Pastor David has many children in his house in Monrovia. Some of them are children from the village, staying with him while trying to get an education. There is no school in the village.
Moses Kwenah Town is a friendly village that warmly welcomed us. They have so little to offer. When we asked them what their highest need is, they quickly responded: clean water. This is the same answer in every village we entered. So many people get sick and many children die due to the lack of clean water. Like many villages, Moses Kwenah Town gets water from an open pit well. This “well” collects run off water that is contaminated. Plans are being made to drill a proper sealed well as soon as the finances come in. Below is a picture of the current source of water for the village.
Could you drink this?

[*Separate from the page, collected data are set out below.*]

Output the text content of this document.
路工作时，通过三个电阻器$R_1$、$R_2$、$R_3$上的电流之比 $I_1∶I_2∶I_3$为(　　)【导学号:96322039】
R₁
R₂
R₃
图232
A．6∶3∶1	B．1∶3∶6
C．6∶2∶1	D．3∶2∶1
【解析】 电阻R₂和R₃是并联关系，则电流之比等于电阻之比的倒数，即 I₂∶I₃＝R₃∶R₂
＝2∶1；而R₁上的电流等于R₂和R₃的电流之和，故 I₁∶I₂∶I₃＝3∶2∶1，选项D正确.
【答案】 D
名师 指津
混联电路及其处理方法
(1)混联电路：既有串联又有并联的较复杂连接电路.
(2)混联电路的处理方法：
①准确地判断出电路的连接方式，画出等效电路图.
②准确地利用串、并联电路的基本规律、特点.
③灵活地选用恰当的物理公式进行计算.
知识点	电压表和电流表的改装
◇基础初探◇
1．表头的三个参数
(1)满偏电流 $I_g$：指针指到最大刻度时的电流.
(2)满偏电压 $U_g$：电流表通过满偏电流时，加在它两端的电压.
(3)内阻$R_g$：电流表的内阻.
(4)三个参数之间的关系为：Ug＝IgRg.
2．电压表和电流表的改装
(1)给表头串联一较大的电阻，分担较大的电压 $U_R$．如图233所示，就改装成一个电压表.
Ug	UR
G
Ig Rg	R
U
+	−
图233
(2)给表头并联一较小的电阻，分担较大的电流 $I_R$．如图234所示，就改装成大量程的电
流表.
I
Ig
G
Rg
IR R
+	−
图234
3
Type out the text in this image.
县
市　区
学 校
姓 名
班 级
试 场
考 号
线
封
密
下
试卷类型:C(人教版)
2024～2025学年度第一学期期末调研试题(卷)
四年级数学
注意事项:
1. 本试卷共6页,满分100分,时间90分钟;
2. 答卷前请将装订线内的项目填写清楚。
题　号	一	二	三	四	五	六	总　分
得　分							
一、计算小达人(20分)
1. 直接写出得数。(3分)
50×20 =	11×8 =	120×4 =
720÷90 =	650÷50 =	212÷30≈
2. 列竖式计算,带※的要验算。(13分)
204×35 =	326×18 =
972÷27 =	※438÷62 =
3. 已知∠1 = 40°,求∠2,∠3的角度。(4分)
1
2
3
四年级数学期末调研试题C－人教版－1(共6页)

Offer it to your children?
Well digging rig

Teamwork Africa Becoming Community Partner..

In its vision for holistic impact for the communities of Liberia, Teamwork Africa has launched its first Village Transformation Project with the construction of a 35-foot wide hand built road to give driving access to the village of Tumatai where another church plant is taking place. Pastor Peter has taken the lead of this project by providing food, tools and mobilizing work force to carrying on the project. Remember, road is a gateway to development. Tumatai Village needs everything as it is one of the villages of Liberia with NOTHING.


Tumatai is inhabited with over 1000 people with over 70 thatch huts better called homes. Your family, church or community is welcome to adopt this village. If nothing is done to connect this village, pregnant women will continue to:- die from complicated labor/delivery, lack potable drinking water, have no way to provide quality education for the children population of over 60% in this village, etc.


Village Transformation: Kpeletayama

Village Transformation: Kpeletayama

Habukkuk’s well was the first step in bringing hope.

Liberia’s under-five mortality rate remains among the five highest in the world, and more than 15% of children die before reaching their first birthday, according to UNICEF.


The making of the teacher house.

Making clay bricks to build the teacher house


Even the children help out.


These bricks are covered with cement.


House almost complete! It is beautiful.



Pastor George and his wife, Nancy, a nurse midwife.


This is the view from the “living room.” Through the first doorway is the kitchen, where Nancy will deliver babies. It is the only cement surface in the village. Before this, babies were delivered in the bush.


The people of Kpeletayama

This little girl is blind. We hope to get her medical treatment next spring.